お笑いについてまじめに考えてみるよ

おもしろいのになんで千原は今ひとつブレイクしないのかと。
千原兄弟の難点は、なんといっても天然ボケのお兄ちゃんがつっこみをしているところにある。Jrはお笑い芸人としては、切り取り系の芸人だ。この「切り取り系」という言葉は今突然思いついたのだが、日常を意外な角度で切り取って世の中に提示してみせるタイプの芸人をさす。切り取り系の芸人のボケには、つっこみ誘発系のボケと比べて、大変につっこみにくい。日常の切り取り方が異常なことが笑いに結びつくのだから、つっこみ方は日常に軸足をおいていなければならない。しかしつっこみ方が天然だとその辺が難しくなる。切り取りタイプの芸人は、実のところつっこみいらずなんですね。切り取ってぼやけばぼやき漫才、切り取って自分でつっこめばピン芸人、てなもんで、切り取ってみせるところが重要だが、切り取り方はセンスだし、提示してみせる技法はテクニックである。切り取り方というセンスは優れていながら、つっこみを誘発するボケポイントを設定できないのが、千原のネタづくりのしんどさではないかと思う。テクニック不足だと思うんですよ。

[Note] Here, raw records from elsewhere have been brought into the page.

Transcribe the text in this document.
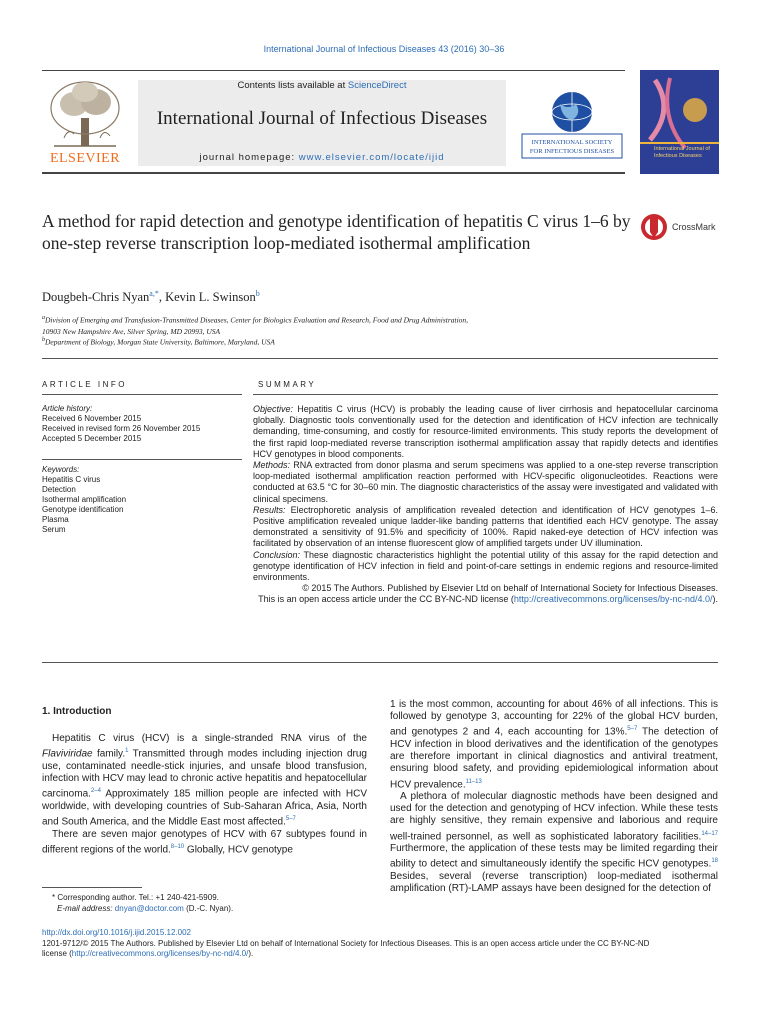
International Journal of Infectious Diseases 43 (2016) 30–36
ELSEVIER
Contents lists available at ScienceDirect
International Journal of Infectious Diseases
journal homepage: www.elsevier.com/locate/ijid
INTERNATIONAL SOCIETY
FOR INFECTIOUS DISEASES	International Journal of Infectious Diseases
A method for rapid detection and genotype identification of hepatitis C virus 1–6 by one-step reverse transcription loop-mediated isothermal amplification
CrossMark
Dougbeh-Chris Nyan$^{a,*}$, Kevin L. Swinson$^b$
$^a$Division of Emerging and Transfusion-Transmitted Diseases, Center for Biologics Evaluation and Research, Food and Drug Administration,
10903 New Hampshire Ave, Silver Spring, MD 20993, USA
$^b$Department of Biology, Morgan State University, Baltimore, Maryland, USA
ARTICLE INFO
Article history:
Received 6 November 2015
Received in revised form 26 November 2015
Accepted 5 December 2015
Keywords:
Hepatitis C virus
Detection
Isothermal amplification
Genotype identification
Plasma
Serum
SUMMARY

Objective: Hepatitis C virus (HCV) is probably the leading cause of liver cirrhosis and hepatocellular carcinoma globally. Diagnostic tools conventionally used for the detection and identification of HCV infection are technically demanding, time-consuming, and costly for resource-limited environments. This study reports the development of the first rapid loop-mediated reverse transcription isothermal amplification assay that rapidly detects and identifies HCV genotypes in blood components.

Methods: RNA extracted from donor plasma and serum specimens was applied to a one-step reverse transcription loop-mediated isothermal amplification reaction performed with HCV-specific oligonucleotides. Reactions were conducted at 63.5 °C for 30–60 min. The diagnostic characteristics of the assay were investigated and validated with clinical specimens.

Results: Electrophoretic analysis of amplification revealed detection and identification of HCV genotypes 1–6. Positive amplification revealed unique ladder-like banding patterns that identified each HCV genotype. The assay demonstrated a sensitivity of 91.5% and specificity of 100%. Rapid naked-eye detection of HCV infection was facilitated by observation of an intense fluorescent glow of amplified targets under UV illumination.

Conclusion: These diagnostic characteristics highlight the potential utility of this assay for the rapid detection and genotype identification of HCV infection in field and point-of-care settings in endemic regions and resource-limited environments.

© 2015 The Authors. Published by Elsevier Ltd on behalf of International Society for Infectious Diseases.
This is an open access article under the CC BY-NC-ND license (http://creativecommons.org/licenses/by-nc-nd/4.0/).

1. Introduction

Hepatitis C virus (HCV) is a single-stranded RNA virus of the Flaviviridae family.$^1$ Transmitted through modes including injection drug use, contaminated needle-stick injuries, and unsafe blood transfusion, infection with HCV may lead to chronic active hepatitis and hepatocellular carcinoma.$^{2-4}$ Approximately 185 million people are infected with HCV worldwide, with developing countries of Sub-Saharan Africa, Asia, North and South America, and the Middle East most affected.$^{5-7}$

There are seven major genotypes of HCV with 67 subtypes found in different regions of the world.$^{8-10}$ Globally, HCV genotype

* Corresponding author. Tel.: +1 240-421-5909.
E-mail address: dnyan@doctor.com (D.-C. Nyan).

1 is the most common, accounting for about 46% of all infections. This is followed by genotype 3, accounting for 22% of the global HCV burden, and genotypes 2 and 4, each accounting for 13%.$^{5-7}$ The detection of HCV infection in blood derivatives and the identification of the genotypes are therefore important in clinical diagnostics and antiviral treatment, ensuring blood safety, and providing epidemiological information about HCV prevalence.$^{11-13}$

A plethora of molecular diagnostic methods have been designed and used for the detection and genotyping of HCV infection. While these tests are highly sensitive, they remain expensive and laborious and require well-trained personnel, as well as sophisticated laboratory facilities.$^{14-17}$ Furthermore, the application of these tests may be limited regarding their ability to detect and simultaneously identify the specific HCV genotypes.$^{18}$ Besides, several (reverse transcription) loop-mediated isothermal amplification (RT)-LAMP assays have been designed for the detection of

http://dx.doi.org/10.1016/j.ijid.2015.12.002
1201-9712/© 2015 The Authors. Published by Elsevier Ltd on behalf of International Society for Infectious Diseases. This is an open access article under the CC BY-NC-ND
license (http://creativecommons.org/licenses/by-nc-nd/4.0/).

また彼らのコントではなくフリートークを見ていると、Jrはお兄ちゃんのことをおもしろいと思ってるのではないかという疑念を抱く。いくらお兄ちゃんがおもしろくても、それを引き出すことは全体の流れからいうとおかしい。この辺をもっとドライに、いじるならいじる、役割を分けるなら分けるで徹底した方がつたわりやすいんじゃないかなと思う。今のままでは、Jrはいじりたいのかいじられたいのか、なんだか中途半端な感じだ。
兄ちゃんうまなれよ、と10年前は思っていた。兄ちゃんのつっこみが、バリエーションが少ないし、中途半端な感じがする。このコンビは兄弟だから甘いのか。兄ちゃんは兄ちゃんで、Jrのことを心底感服しているのだなあというようにも思えるのだ。

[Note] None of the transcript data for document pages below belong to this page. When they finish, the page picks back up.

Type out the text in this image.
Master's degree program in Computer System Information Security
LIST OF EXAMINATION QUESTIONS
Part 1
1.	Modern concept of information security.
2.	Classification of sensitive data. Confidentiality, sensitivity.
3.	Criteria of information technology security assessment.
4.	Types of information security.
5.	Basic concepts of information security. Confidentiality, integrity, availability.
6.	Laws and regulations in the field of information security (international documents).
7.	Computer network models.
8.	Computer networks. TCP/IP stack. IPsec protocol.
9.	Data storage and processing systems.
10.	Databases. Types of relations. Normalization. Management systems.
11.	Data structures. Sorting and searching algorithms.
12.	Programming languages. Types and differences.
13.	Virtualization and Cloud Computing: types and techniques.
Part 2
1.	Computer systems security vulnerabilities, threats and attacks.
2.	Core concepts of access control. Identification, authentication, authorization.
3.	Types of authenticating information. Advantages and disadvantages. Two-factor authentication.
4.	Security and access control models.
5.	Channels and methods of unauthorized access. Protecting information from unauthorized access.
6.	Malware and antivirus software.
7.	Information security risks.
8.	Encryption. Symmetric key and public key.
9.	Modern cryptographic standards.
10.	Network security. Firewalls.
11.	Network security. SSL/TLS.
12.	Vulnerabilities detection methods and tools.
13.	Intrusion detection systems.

総体的に、何年たっても素人くさいというかNSCくさいですね。脇が甘いというか、隙があるというか。これを超克すればとんでもないことになる気がするけれど、一方で、この脇の甘さがこのコンビの妙な魅力にもつづいているという気もする。少なくとも自分がしみじみするのはその効果だ。だからこのあたりはよくわからない。戦略が重要だろう。優れたお笑い表現をつくりあげたところで、世間的な成功につながるかどうかはようわからんし。
あと、兄弟で声が似すぎなのはなんとかしていただきたい。兄弟コンビって意識的に声変えたりするんじゃなかったっけ?なんかそんな話をきいたような。この辺はお笑い表現以前の、舞台人としてのテクニックだと思う。しかし彼らはもんのすごく面白いのに、役者とかしてる場合じゃないですよ。笑いで天下とってほしいなあ。